Since the 1980s, US presidents have made the promotion of "democratization" in recipient countries a top goal of US foreign aid. But such moves often brought disasters to the recipient countries. Rapid political "democratization" and economic privatization in many African countries led to large-scale political crises and even bloody conflicts, with some countries still in political turmoil today.

The Biden administration has been promoting its idea of "embracing multilateralism again" ever since assuming office, but in practice, it still lingers on the small clique politics, obsessed with ideological differences and wantonly suppressing other countries to serve its own interests in the name of safeguarding "the rules-based international order."

US hegemonic control lies behind the Quad, the Five Eyes intelligence alliance, the Group of Seven, and all other similar cliques, which could in no way represent the international community.

For example, the Biden administration has pulled together Britain, Canada and other allies to repeatedly hype up at the United Nations Human Rights Council (UNHRC) their false accusations against China's human rights progress, including the allegation of the so-called "forced labor" in Xinjiang.

Meanwhile, those countries' deplorable history of genocide and cultural extinction, as well as the tragedies of racial discrimination happening nowadays in their own backyards, have been continuously exposed to the general public.

At the 47th session of the UNHRC, more than 90 countries made the appeal for justice, voicing their support for China and saying "no" to anti-China cliques.

US magazine Foreign Affairs said in an article published on July 9 that "From the COVID-19 pandemic to global trade rules, from climate change to economic development, the United States is actively frustrating the priorities of most of the world's democracies. In the process, US foreign policy is-in the name of democracy-compounding the global crisis of democracy and delegitimizing US power."

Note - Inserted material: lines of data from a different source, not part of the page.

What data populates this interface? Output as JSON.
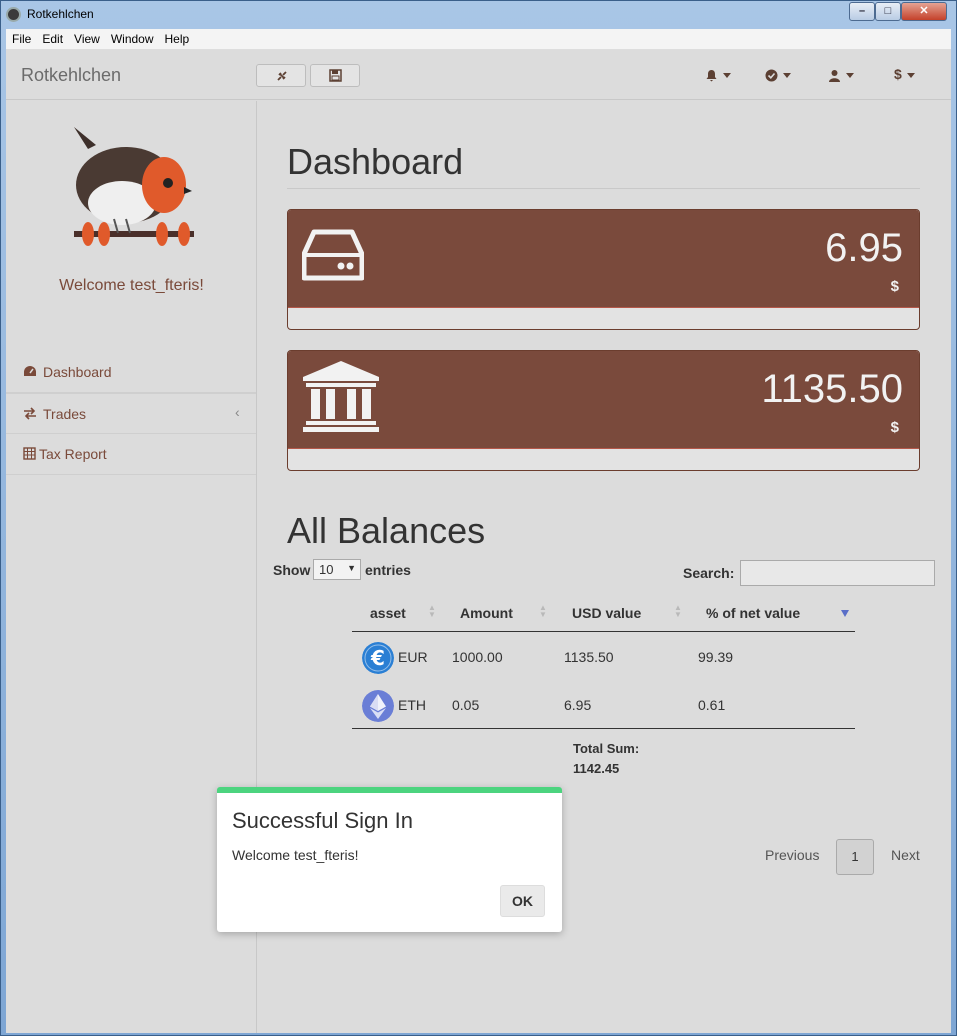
{
  "window": {
    "title": "Rotkehlchen"
  },
  "menu": [
    "File",
    "Edit",
    "View",
    "Window",
    "Help"
  ],
  "navbar": {
    "brand": "Rotkehlchen",
    "right_icons": [
      "bell-icon",
      "check-circle-icon",
      "user-icon",
      "dollar-icon"
    ],
    "currency_symbol": "$"
  },
  "sidebar": {
    "welcome": "Welcome test_fteris!",
    "items": [
      {
        "label": "Dashboard",
        "icon": "dashboard-icon"
      },
      {
        "label": "Trades",
        "icon": "exchange-icon"
      },
      {
        "label": "Tax Report",
        "icon": "table-icon"
      }
    ]
  },
  "dashboard": {
    "title": "Dashboard",
    "panels": [
      {
        "value": "6.95",
        "currency": "$",
        "icon": "hard-drive-icon"
      },
      {
        "value": "1135.50",
        "currency": "$",
        "icon": "bank-icon"
      }
    ]
  },
  "balances": {
    "title": "All Balances",
    "show_label": "Show",
    "show_value": "10",
    "entries_label": "entries",
    "search_label": "Search:",
    "search_value": "",
    "columns": [
      "asset",
      "Amount",
      "USD value",
      "% of net value"
    ],
    "rows": [
      {
        "asset": "EUR",
        "amount": "1000.00",
        "usd": "1135.50",
        "pct": "99.39",
        "icon": "euro-coin-icon",
        "color": "#2a7fd4"
      },
      {
        "asset": "ETH",
        "amount": "0.05",
        "usd": "6.95",
        "pct": "0.61",
        "icon": "ethereum-coin-icon",
        "color": "#6a7ed6"
      }
    ],
    "total_label": "Total Sum:",
    "total_value": "1142.45",
    "pagination": {
      "previous": "Previous",
      "page": "1",
      "next": "Next"
    }
  },
  "modal": {
    "title": "Successful Sign In",
    "text": "Welcome test_fteris!",
    "ok": "OK",
    "accent": "#4cd47f"
  },
  "colors": {
    "panel": "#7a4a3c",
    "accent_text": "#7a4a3a"
  }
}
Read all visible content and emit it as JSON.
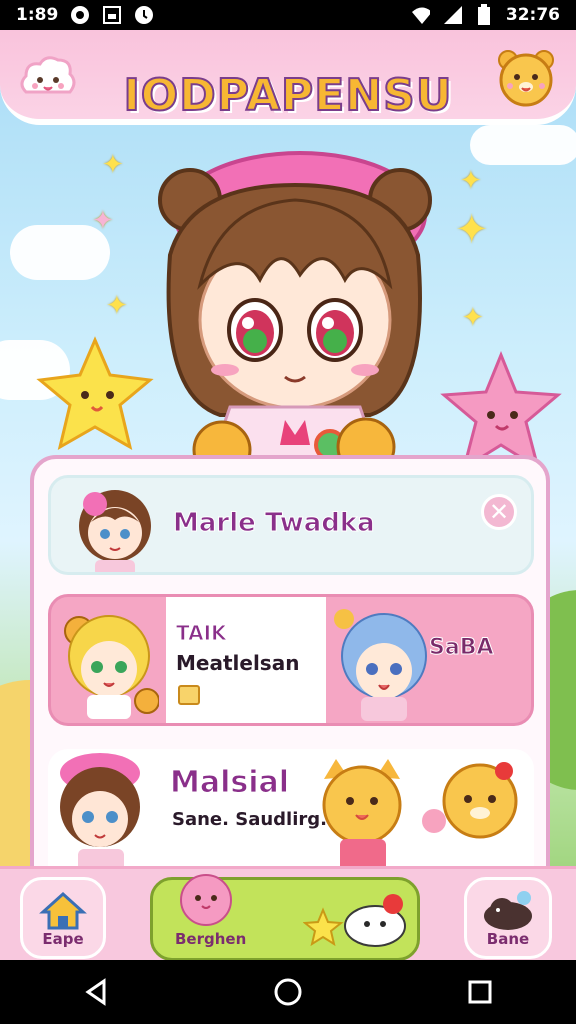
{
  "status_bar": {
    "time_left": "1:89",
    "time_right": "32:76"
  },
  "header": {
    "title": "IODPAPENSU"
  },
  "panel": {
    "row1": {
      "name": "Marle Twadka"
    },
    "row2": {
      "tag": "TAIK",
      "name": "Meatlelsan",
      "right_label": "SaBA"
    },
    "row3": {
      "title": "Malsial",
      "subtitle": "Sane. Saudlirg."
    }
  },
  "bottom_nav": {
    "left_label": "Eape",
    "center_label": "Berghen",
    "right_label": "Bane"
  },
  "colors": {
    "pink": "#f5a6c4",
    "purple": "#8a2f8a",
    "green": "#c2e35a"
  }
}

"The world's liberal democracies have lost their monopoly to define what democracy is," Bulgarian political scientist Ivan Krastev said in an opinion piece published on The New York Times in May. Citing a survey conducted by the Pew Research Center a few months earlier, Krastev said a vast majority of Americans "are deeply disappointed with their own political system," and that "some are unconvinced they even still live in a democracy." This is also true for many European countries, the study showed.

Graham Allison, a professor at Harvard University and American political scientist who popularized the term "Thucydides trap," has previously said in an article on Foreign Policy that "Unipolarity is over, and with it the illusion that other nations would simply take their assigned place in a US-led international order."